Introduction to Kubernetes

Jul 11, 2024

Introduction to Kubernetes

What is Kubernetes?

  • Open-source container orchestration platform.
  • Automates deployment, scaling, and management of containerized applications.
  • Originated from Google's internal system, Borg.
  • Open-sourced by Google in 2014.

Why is it called k8s?

  • Abbreviation method: 'k' + 8 letters + 's' (Kubernetes).
  • Similar abbreviations: i18n (internationalization), l10n (localization).

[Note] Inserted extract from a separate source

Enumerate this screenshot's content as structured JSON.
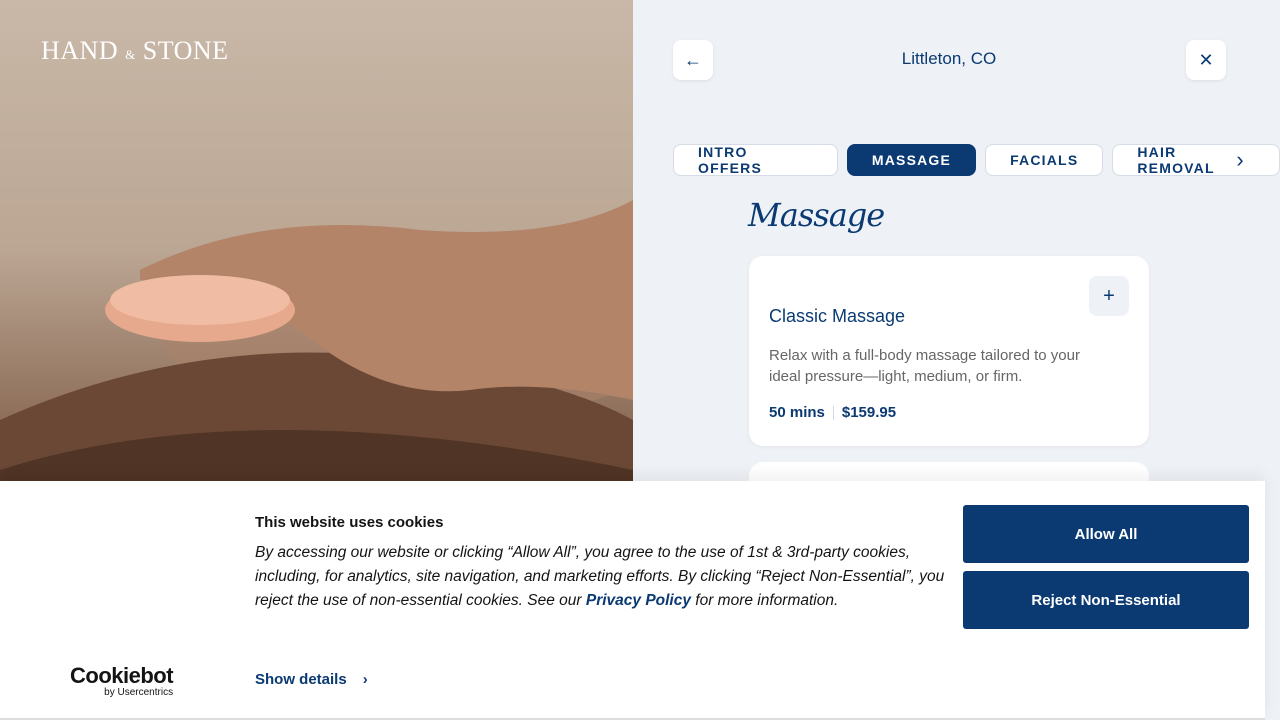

Kubernetes Cluster Components

Core Pieces

  1. Control Plane: Manages the state of the cluster.
    • Runs on multiple nodes across data center zones in production.
  2. Worker Nodes: Run containerized application workloads.

Control Plane Components

  • API Server: Primary interface, exposes a RESTful API.
  • etcd: Distributed key-value store for cluster's persistent state.
  • Scheduler: Schedules pods on worker nodes based on resource needs.
  • Controller Manager: Runs controllers to manage state, e.g., replication controller and deployment controller.

Worker Node Components

  • Kubelet: Communicates with the control plane, maintains pod states.
  • Container Runtime: Manages containers (pulling images, starting/stopping containers).
  • Kube-Proxy: Network proxy, routes traffic, provides load balancing across pods.

When to Use Kubernetes?

Advantages

  • Scalability & Availability: Self-healing, auto rollbacks, horizontal scaling.
  • Portability: Consistent deployment regardless of infrastructure. Runs on-premise, public/hybrid cloud.

Disadvantages

  • Complexity: High setup and operational complexity, requires expertise.
  • Cost: Resource-intensive; may be overkill for smaller organizations.

Managed Kubernetes Services

  • Examples: Amazon EKS, GKE on Google Cloud, AKS on Azure.
  • Benefits: Offloads control plane management & maintenance, suitable for mid-sized organizations.
  • Smaller Organizations: Often do not need Kubernetes (YAGNI - You ain’t gonna need it).

Conclusion

  • Kubernetes is powerful but complex.
  • Consider managed services for easier adoption.
  • Suitable for scalable, portable containerized applications.